Florent Michel Okoko

The EITI should try to have a greater impact on policy and decision making in the country.

Florent Michel Okoko Executive Committee Chairman Extractive Industries Transparency Initiative

in figures

Release of Congo-Brazzaville’s first EITI report: 2008

EITI compliance achieved: 2013

Stay transparent: the EITI chairman on fighting graft in Congo-Brazzaville

November 26, 2014

The Extractive Industries Transparency Initiative (EITI) executive committee chairman and Congo-Brazzaville representative Florent Michel Okoko spoke with TOGY about his country’s past, present and future efforts to ensure transparency. EITI is an international collaborative effort aimed at promoting openness and accountability in the management of natural resource revenues.

How does the EITI help to combat corruption in Congo-Brazzaville’s oil and gas industry?

It is difficult to hide corruption in the oil and gas industry. There is too much tracking. Both the production and the shipments of crude oil are tracked. If an oil shipment of 1 million barrels leaves Congo-Brazzaville, of course the whole industry will know about it, so it is very difficult to sneak this by anyone.

Everyone knows the price of oil and gas today, so we can’t say that we don’t know how much the country sold or made. All of this information is well known throughout the industry, and all the data is published and public.

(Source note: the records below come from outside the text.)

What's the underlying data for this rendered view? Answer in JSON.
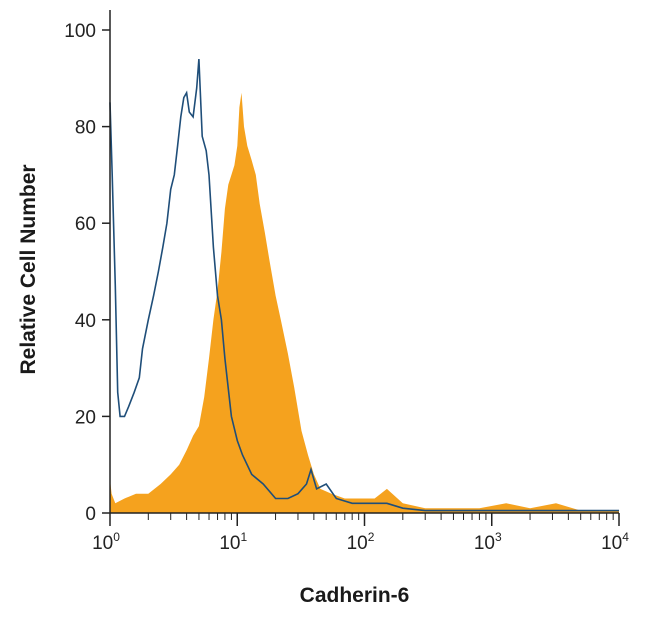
{
  "chart_data": {
    "type": "area",
    "xlabel": "Cadherin-6",
    "ylabel": "Relative Cell Number",
    "xscale": "log",
    "xlim": [
      1,
      10000
    ],
    "ylim": [
      0,
      100
    ],
    "xticks": [
      {
        "value": 1,
        "base": "10",
        "exp": "0"
      },
      {
        "value": 10,
        "base": "10",
        "exp": "1"
      },
      {
        "value": 100,
        "base": "10",
        "exp": "2"
      },
      {
        "value": 1000,
        "base": "10",
        "exp": "3"
      },
      {
        "value": 10000,
        "base": "10",
        "exp": "4"
      }
    ],
    "yticks": [
      0,
      20,
      40,
      60,
      80,
      100
    ],
    "grid": false,
    "series": [
      {
        "kind": "filled",
        "color": "#f5a21e",
        "points": [
          [
            1,
            7
          ],
          [
            1.03,
            4
          ],
          [
            1.1,
            2
          ],
          [
            1.3,
            3
          ],
          [
            1.6,
            4
          ],
          [
            2,
            4
          ],
          [
            2.5,
            6
          ],
          [
            3,
            8
          ],
          [
            3.5,
            10
          ],
          [
            4,
            13
          ],
          [
            4.5,
            16
          ],
          [
            5,
            18
          ],
          [
            5.5,
            24
          ],
          [
            6,
            32
          ],
          [
            6.5,
            40
          ],
          [
            7,
            46
          ],
          [
            7.5,
            54
          ],
          [
            8,
            63
          ],
          [
            8.5,
            68
          ],
          [
            9,
            70
          ],
          [
            9.5,
            72
          ],
          [
            10,
            76
          ],
          [
            10.4,
            84
          ],
          [
            10.8,
            87
          ],
          [
            11.3,
            80
          ],
          [
            12,
            76
          ],
          [
            13,
            73
          ],
          [
            14,
            70
          ],
          [
            15,
            64
          ],
          [
            16.5,
            58
          ],
          [
            18,
            52
          ],
          [
            20,
            45
          ],
          [
            22,
            40
          ],
          [
            25,
            33
          ],
          [
            28,
            26
          ],
          [
            32,
            17
          ],
          [
            36,
            12
          ],
          [
            40,
            8
          ],
          [
            45,
            5
          ],
          [
            55,
            4
          ],
          [
            70,
            3
          ],
          [
            90,
            3
          ],
          [
            120,
            3
          ],
          [
            150,
            5
          ],
          [
            200,
            2
          ],
          [
            300,
            1
          ],
          [
            500,
            1
          ],
          [
            800,
            1
          ],
          [
            1300,
            2
          ],
          [
            2000,
            1
          ],
          [
            3200,
            2
          ],
          [
            5000,
            0.5
          ],
          [
            10000,
            0.5
          ]
        ]
      },
      {
        "kind": "outline",
        "color": "#1f4e79",
        "points": [
          [
            1,
            85
          ],
          [
            1.04,
            70
          ],
          [
            1.1,
            47
          ],
          [
            1.15,
            25
          ],
          [
            1.2,
            20
          ],
          [
            1.3,
            20
          ],
          [
            1.4,
            22
          ],
          [
            1.55,
            25
          ],
          [
            1.7,
            28
          ],
          [
            1.8,
            34
          ],
          [
            2,
            40
          ],
          [
            2.2,
            45
          ],
          [
            2.4,
            50
          ],
          [
            2.6,
            55
          ],
          [
            2.8,
            60
          ],
          [
            3,
            67
          ],
          [
            3.2,
            70
          ],
          [
            3.4,
            76
          ],
          [
            3.6,
            82
          ],
          [
            3.8,
            86
          ],
          [
            4,
            87
          ],
          [
            4.2,
            83
          ],
          [
            4.5,
            82
          ],
          [
            4.8,
            88
          ],
          [
            5,
            94
          ],
          [
            5.3,
            78
          ],
          [
            5.7,
            75
          ],
          [
            6,
            70
          ],
          [
            6.5,
            55
          ],
          [
            7,
            45
          ],
          [
            7.5,
            40
          ],
          [
            8,
            32
          ],
          [
            9,
            20
          ],
          [
            10,
            15
          ],
          [
            11,
            12
          ],
          [
            13,
            8
          ],
          [
            16,
            6
          ],
          [
            20,
            3
          ],
          [
            25,
            3
          ],
          [
            30,
            4
          ],
          [
            35,
            6
          ],
          [
            38,
            9
          ],
          [
            42,
            5
          ],
          [
            50,
            6
          ],
          [
            60,
            3
          ],
          [
            80,
            2
          ],
          [
            100,
            2
          ],
          [
            150,
            2
          ],
          [
            200,
            1
          ],
          [
            300,
            0.5
          ],
          [
            1000,
            0.5
          ],
          [
            10000,
            0.5
          ]
        ]
      }
    ]
  }
}
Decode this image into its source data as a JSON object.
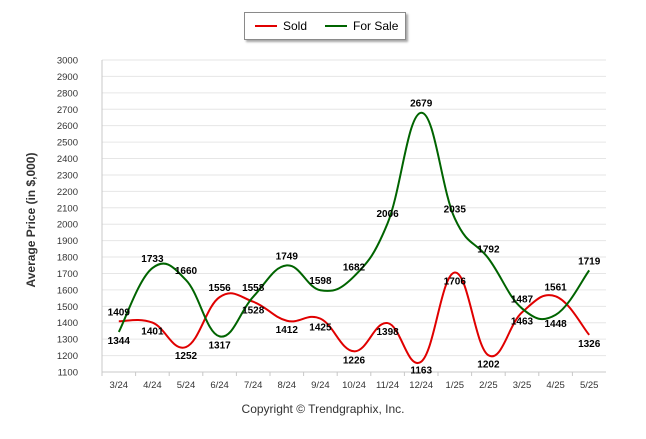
{
  "chart_data": {
    "type": "line",
    "categories": [
      "3/24",
      "4/24",
      "5/24",
      "6/24",
      "7/24",
      "8/24",
      "9/24",
      "10/24",
      "11/24",
      "12/24",
      "1/25",
      "2/25",
      "3/25",
      "4/25",
      "5/25"
    ],
    "series": [
      {
        "name": "Sold",
        "color": "#e00000",
        "values": [
          1409,
          1401,
          1252,
          1556,
          1528,
          1412,
          1425,
          1226,
          1398,
          1163,
          1706,
          1202,
          1463,
          1561,
          1326
        ]
      },
      {
        "name": "For Sale",
        "color": "#006400",
        "values": [
          1344,
          1733,
          1660,
          1317,
          1558,
          1749,
          1598,
          1682,
          2006,
          2679,
          2035,
          1792,
          1487,
          1448,
          1719
        ]
      }
    ],
    "ylabel": "Average Price (in $,000)",
    "xlabel": "",
    "ylim": [
      1100,
      3000
    ],
    "yticks": [
      1100,
      1200,
      1300,
      1400,
      1500,
      1600,
      1700,
      1800,
      1900,
      2000,
      2100,
      2200,
      2300,
      2400,
      2500,
      2600,
      2700,
      2800,
      2900,
      3000
    ],
    "grid": true,
    "legend_position": "top-center"
  },
  "footer": {
    "copyright": "Copyright © Trendgraphix, Inc."
  }
}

Our objective is to show that everything can be tracked in order to account for every payment. If there are payments that we do not understand – for instance, differences between the amount the state claims to have received and what a company asserts to have paid – then this will have to be clarified and this explanation goes into the EITI’s reports.

Once these reports are drafted, we publish them and make the documents available for all state institutions, including the Ministry of Hydrocarbons and the Finance Ministry.

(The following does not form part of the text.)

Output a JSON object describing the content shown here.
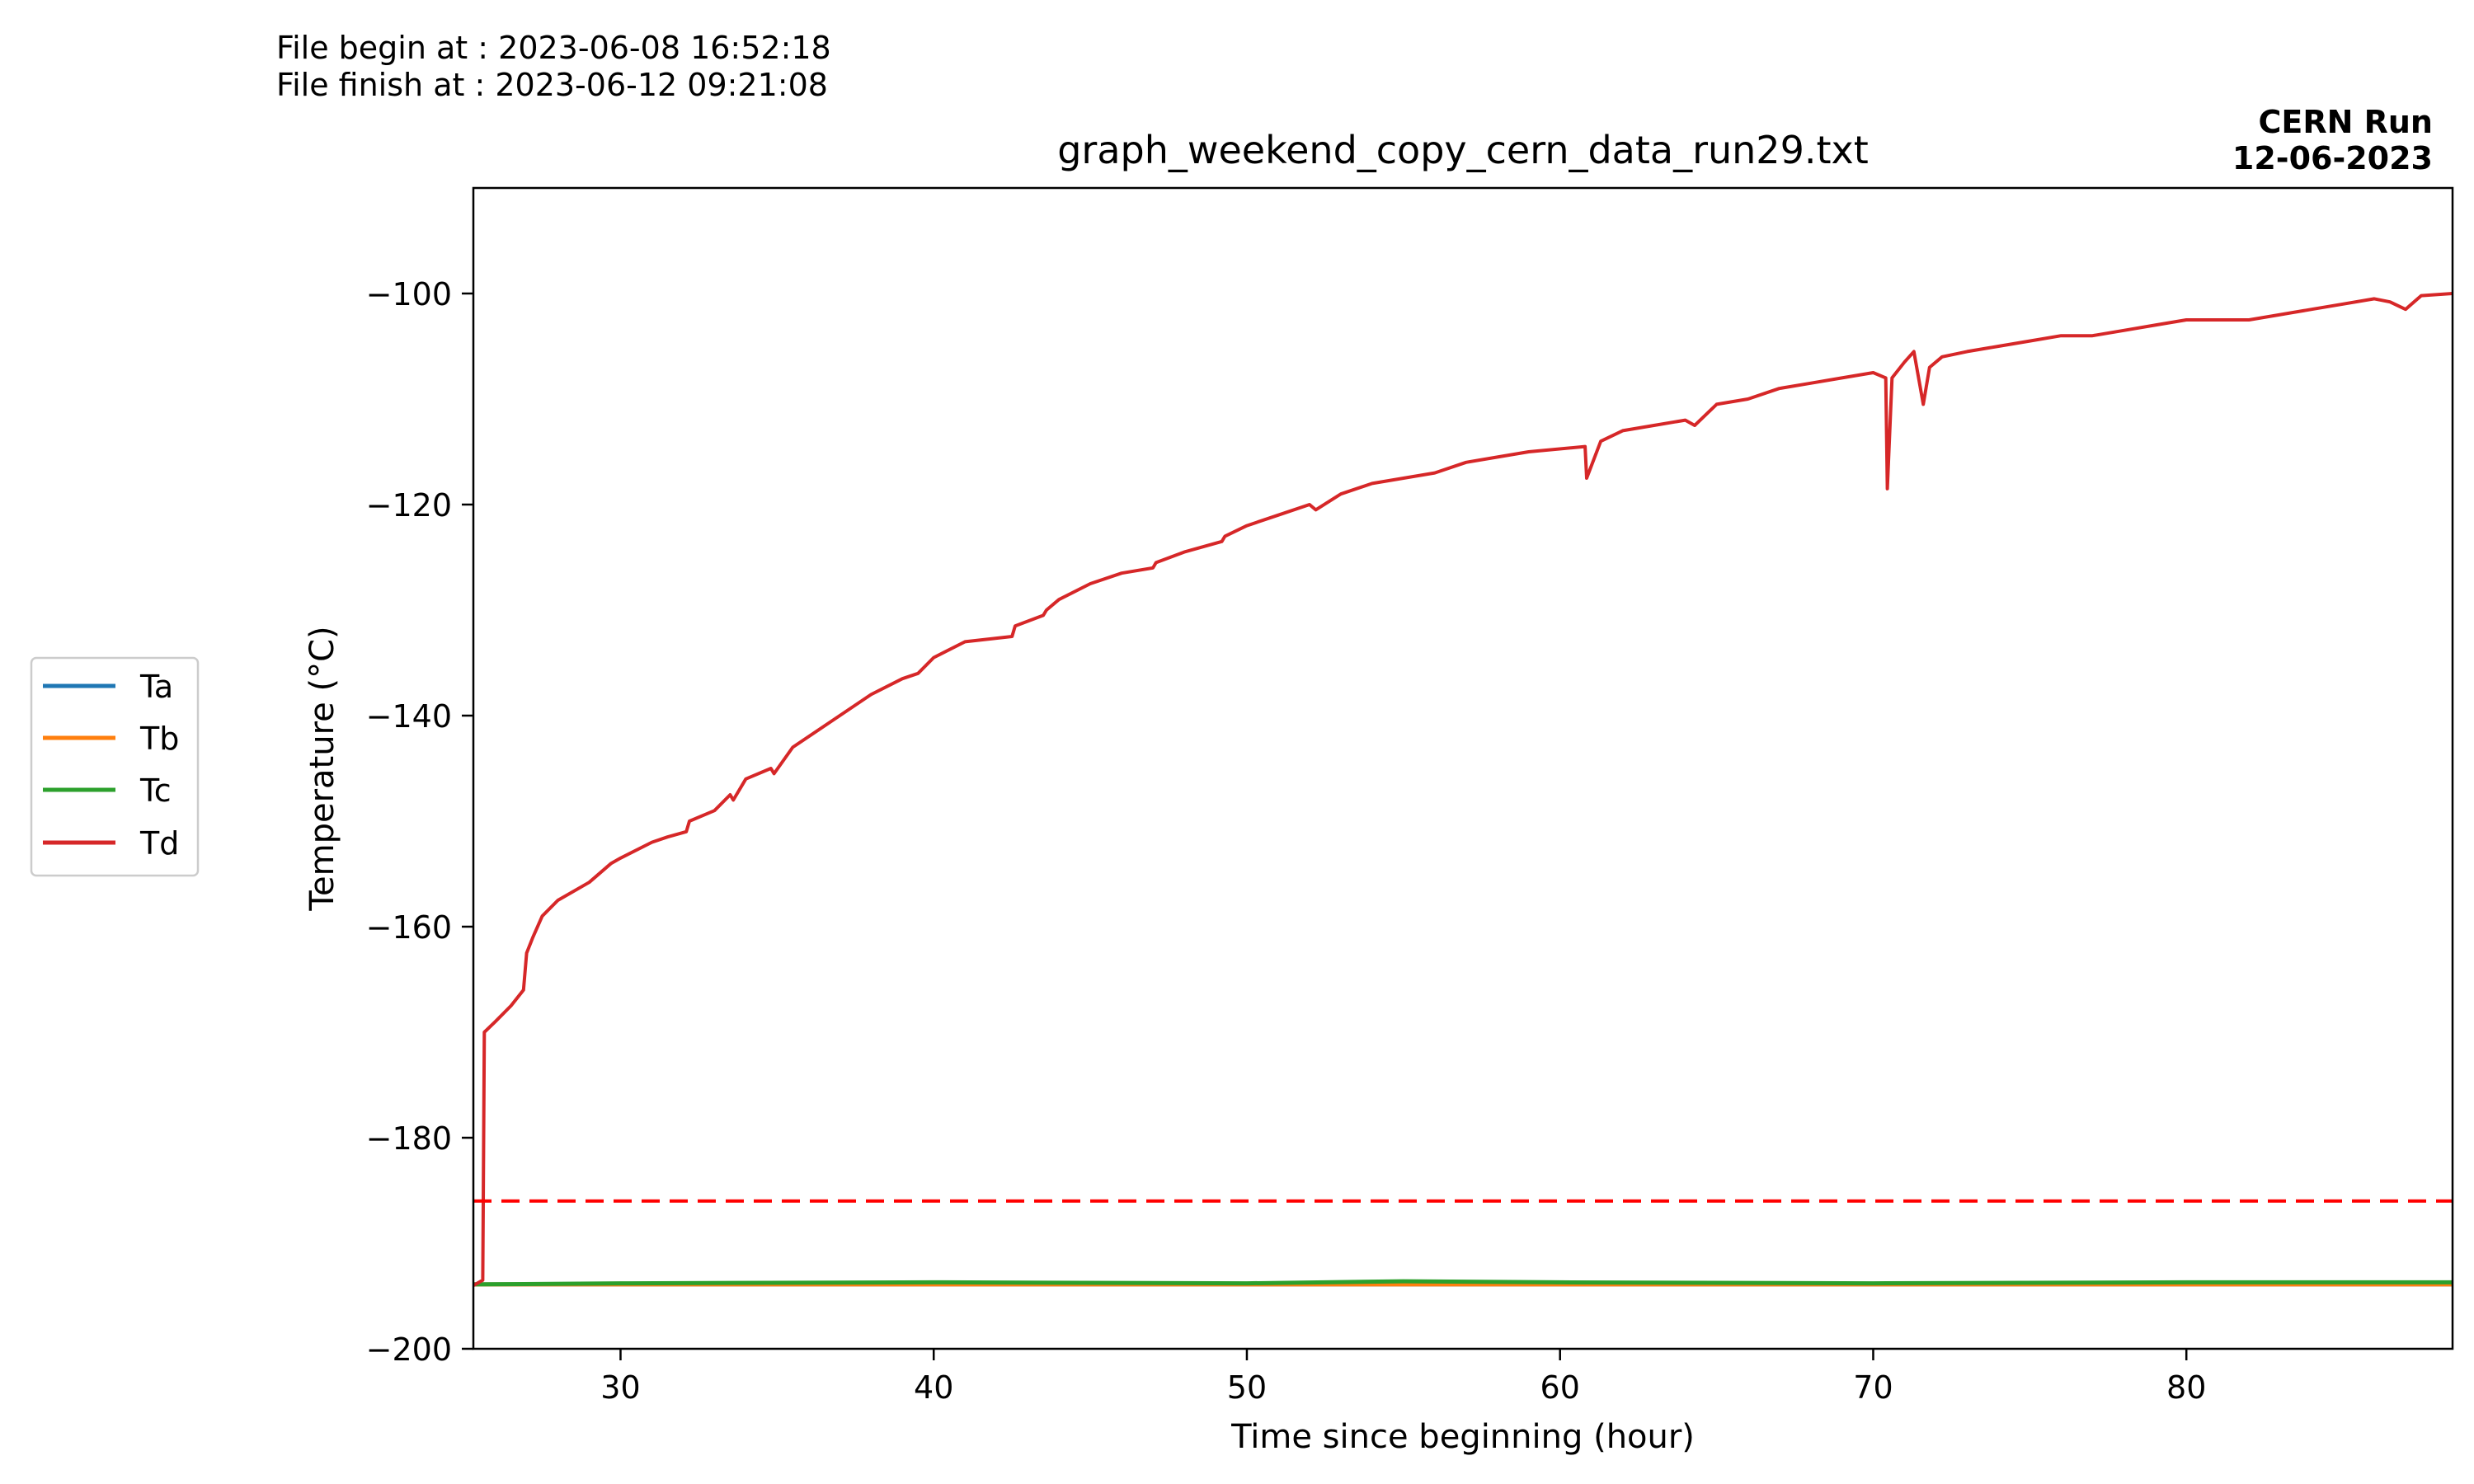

If we are missing money, we do not shy away from publishing this fact. If there are differences in what companies claim to pay and what ministries claim to receive, we publish it, and let these institutions know.


The EITI will release its fifth report on Congo-Brazzaville in December 2014. How can the committee improve on its previous work?

The EITI needs to do more than release documents of numbers that verify payments from operators to the government. We also need to be able to explain these findings and put them in the context of the legal and regulatory environment of Congo-Brazzaville. The organisation should try to have a greater impact on policy and decision making in the country.

We can promote the creation of agencies that should exist in Congo-Brazzaville, but do not, such as a mining land registry office or an oil and gas registry office. We are putting in place an EITI information system with a database that allows us to more effectively inform the public of our results. The committee will make sure that a transparency law is passed through parliament, and that this is done before the end of this year. Different branches of the government are reviewing the bill.

This is all to say that we are playing an active role in the reform of the management of revenues from the extractive industries.

What is Congo-Brazzaville doing to be considered properly transparent? How does an EITI-compliant country stay compliant?

The country has three regular audits of its finances: Auditing agency KPMG audits the Ministry of Finance every trimester, the EITI does a report and the National Assembly does an internal audit. We also have reviews by the IMF.

Finally, Congo-Brazzaville, like all other EITI member countries, will undergo a re-evaluation of its compliance to ensure that its transparency has remained stable. This is expected to happen in 2015 or 2016. The re-evaluation is a fundamental concern of the country’s government, which is aiming to ensure that everything possible is being done to uphold transparency.